Walker was shot in the arm multiple times, but the other two victims escaped injury. During an interview with a detective at Grady Memorial Hospital, Walker identified his assailants as Williams and Prentice McNeil, and the van driver as Marco Moses. The police collected 21 shells from three different weapons in the parking lot, and the State introduced photographs of the victims' bullet-ridden car. A ballistics expert testified that 9 cartridges found in the parking lot were fired by a Ruger M14 found in McNeil's house. The other casings from the parking lot were fired from two other assault weapons found in McNeil's house.

Williams, McNeil, and Moses were indicted for aggravated assault against the three victims, but McNeil's trial was severed. Williams and Moses were tried together and convicted, and this court affirmed Moses' convictions in Moses v. State, 328 Ga.App. 625, 760 S.E.2d 217 (2014).1

1. Williams argues that the trial court erred in denying his motion for directed verdict on the aggravated assault charge involving Willie Wilson, who had been standing outside of the car when the shooting occurred. The indictment charged Williams with committing an assault on Wilson "by shooting at, towards and in the direction of Willie Wilson with a firearm," but Williams argues that the State failed to introduce any evidence showing exactly where Wilson was located when the shooting began or that anyone pointed a weapon at him. But Hunt testified that the green van pulled up and "blocked us in," that Wilson was at the back of the car looking toward the front, and that he ran when the shooting began. This evidence was sufficient to authorize a rational trier of fact to find Williams guilty beyond a reasonable doubt of aggravated assault against Wilson. Jackson v. Virginia, 443 U.S. 307, 99 S.Ct. 2781, 61 L.Ed.2d 560 (1979).

2. Williams argues that his trial counsel was ineffective for failing to object to unspecified "threat evidence."

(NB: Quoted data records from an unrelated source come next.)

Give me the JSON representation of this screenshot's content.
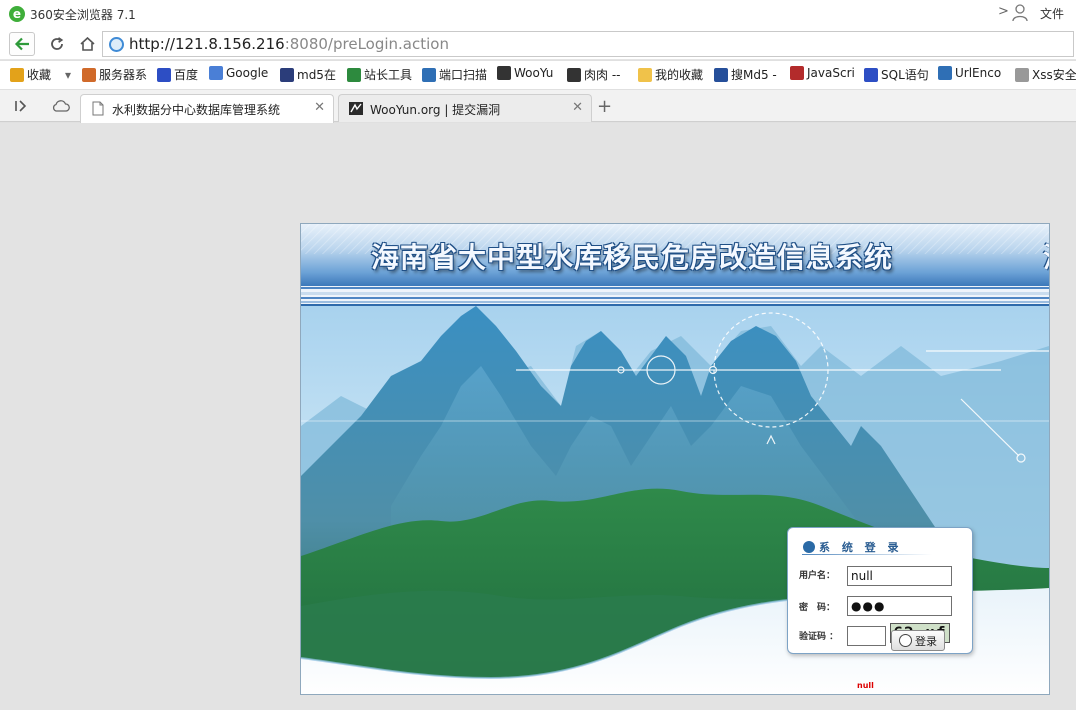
{
  "browser": {
    "title": "360安全浏览器 7.1",
    "file_menu": "文件",
    "url_host": "http://121.8.156.216",
    "url_rest": ":8080/preLogin.action"
  },
  "bookmarks": [
    {
      "label": "收藏",
      "icon": "star-icon",
      "color": "#e3a21a"
    },
    {
      "label": "服务器系",
      "icon": "tools-icon",
      "color": "#d06a2a"
    },
    {
      "label": "百度",
      "icon": "paw-icon",
      "color": "#2d4ec4"
    },
    {
      "label": "Google",
      "icon": "google-icon",
      "color": "#4a7fd6"
    },
    {
      "label": "md5在",
      "icon": "grid-icon",
      "color": "#2b3d7a"
    },
    {
      "label": "站长工具",
      "icon": "webmaster-icon",
      "color": "#2d8a3e"
    },
    {
      "label": "端口扫描",
      "icon": "port-icon",
      "color": "#2f6fb5"
    },
    {
      "label": "WooYu",
      "icon": "wooyun-icon",
      "color": "#333333"
    },
    {
      "label": "肉肉 --",
      "icon": "wooyun-icon",
      "color": "#333333"
    },
    {
      "label": "我的收藏",
      "icon": "folder-icon",
      "color": "#f0c24a"
    },
    {
      "label": "搜Md5 -",
      "icon": "md5-icon",
      "color": "#264f9a"
    },
    {
      "label": "JavaScri",
      "icon": "w3-icon",
      "color": "#b32b2b"
    },
    {
      "label": "SQL语句",
      "icon": "paw-icon",
      "color": "#2d4ec4"
    },
    {
      "label": "UrlEnco",
      "icon": "port-icon",
      "color": "#2f6fb5"
    },
    {
      "label": "Xss安全",
      "icon": "page-icon",
      "color": "#999999"
    }
  ],
  "tabs": [
    {
      "label": "水利数据分中心数据库管理系统",
      "icon": "page-icon"
    },
    {
      "label": "WooYun.org | 提交漏洞",
      "icon": "wooyun-icon"
    }
  ],
  "page": {
    "banner_title": "海南省大中型水库移民危房改造信息系统",
    "banner_edge_char": "海",
    "login": {
      "heading": "系 统 登 录",
      "username_label": "用户名：",
      "username_value": "null",
      "password_label": "密　码：",
      "password_mask": "●●●",
      "captcha_label": "验证码 ：",
      "captcha_text": "62 uf",
      "submit_label": "登录",
      "message": "null"
    }
  },
  "colors": {
    "banner_blue": "#3c78ba",
    "accent": "#2a6aa6",
    "error": "#dd0000"
  }
}
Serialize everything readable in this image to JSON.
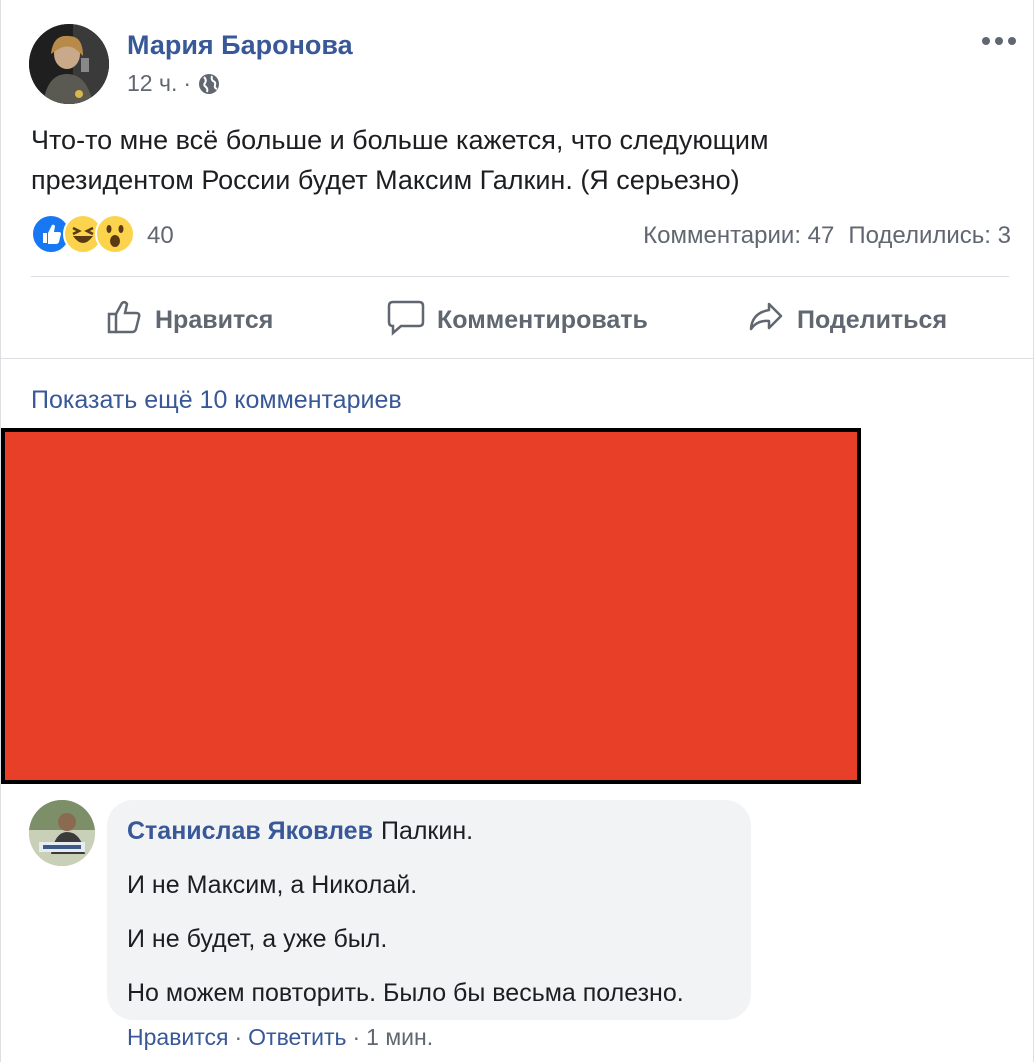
{
  "post": {
    "author": "Мария Баронова",
    "time": "12 ч.",
    "meta_sep": "·",
    "text_line1": "Что-то мне всё больше и больше кажется, что следующим",
    "text_line2": "президентом России будет Максим Галкин. (Я серьезно)",
    "privacy_icon": "globe-icon",
    "menu_icon": "more-horizontal-icon"
  },
  "reactions": {
    "icons": [
      "like-icon",
      "haha-icon",
      "wow-icon"
    ],
    "count": "40",
    "comments_label": "Комментарии: 47",
    "shares_label": "Поделились: 3"
  },
  "actions": {
    "like": "Нравится",
    "comment": "Комментировать",
    "share": "Поделиться"
  },
  "comments_section": {
    "show_more": "Показать ещё 10 комментариев"
  },
  "comment": {
    "author": "Станислав Яковлев",
    "line1": "Палкин.",
    "line2": "И не Максим, а Николай.",
    "line3": "И не будет, а уже был.",
    "line4": "Но можем повторить. Было бы весьма полезно.",
    "like_label": "Нравится",
    "reply_label": "Ответить",
    "time": "1 мин.",
    "sep": "·"
  },
  "colors": {
    "link_blue": "#385898",
    "redaction_red": "#e84028",
    "like_blue": "#1877f2",
    "emoji_yellow": "#fcd34d"
  }
}
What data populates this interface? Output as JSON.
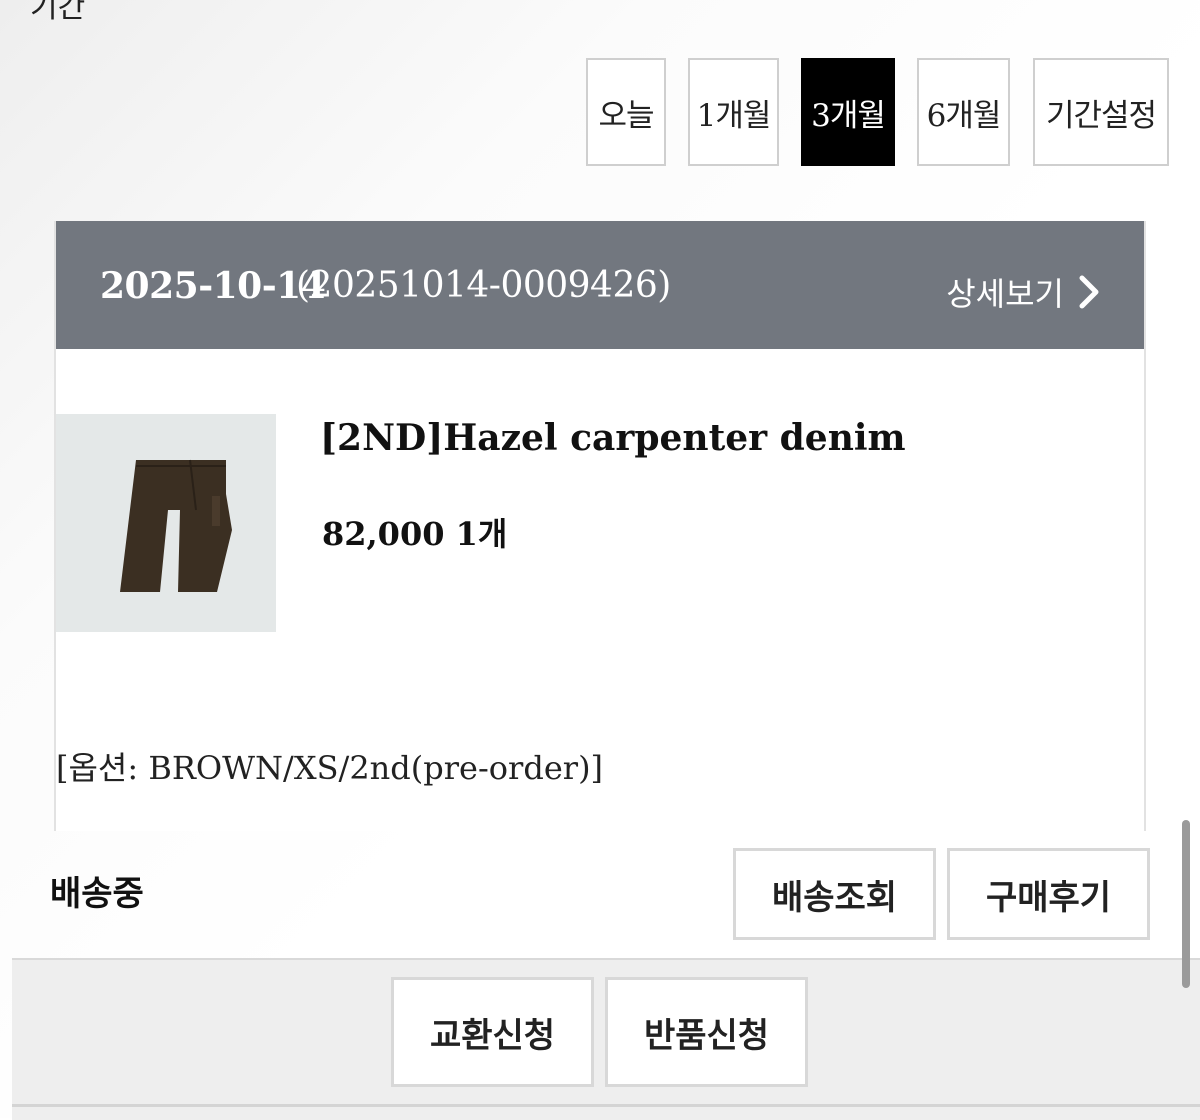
{
  "section": {
    "label": "기간"
  },
  "period_filter": {
    "options": [
      "오늘",
      "1개월",
      "3개월",
      "6개월",
      "기간설정"
    ],
    "selected": "3개월"
  },
  "order": {
    "date": "2025-10-14",
    "order_number": "(20251014-0009426)",
    "detail_label": "상세보기",
    "item": {
      "image_icon": "brown-denim-pants-thumbnail",
      "name": "[2ND]Hazel carpenter denim",
      "price_qty": "82,000 1개",
      "option": "[옵션: BROWN/XS/2nd(pre-order)]"
    },
    "status": "배송중",
    "actions": {
      "track_label": "배송조회",
      "review_label": "구매후기"
    }
  },
  "bottom_actions": {
    "exchange_label": "교환신청",
    "return_label": "반품신청"
  },
  "colors": {
    "header_bg": "#72777f",
    "active_bg": "#000000",
    "product_brown": "#3b2f22"
  }
}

To establish ineffective assistance of counsel, a defendant must show that his counsel's performance was professionally deficient and that but for such deficient performance there is a reasonable probability that the result of the trial would have been different. Strickland v. Washington, 466 U.S. 668, 695, 104 S.Ct. 2052, 80 L.Ed.2d 674 (1984). To prove deficient performance, one must show that his attorney performed at trial in an objectively unreasonable way considering all the circumstances and in the light of prevailing professional norms. Courts reviewing ineffectiveness claims must apply a strong presumption that counsel's conduct fell within the wide range of reasonable professional performance. Thus, decisions regarding trial tactics and strategy may form the basis for an ineffectiveness claim only if they were so patently unreasonable that no competent attorney would have followed such a course. If the defendant fails to satisfy either the "deficient performance" or the "prejudice" prong of the Strickland test, this Court is not required to examine the other.

(Citations and punctuation omitted.) Redding v. State, 297 Ga. 845, 850(5), 778 S.E.2d 774 (2015).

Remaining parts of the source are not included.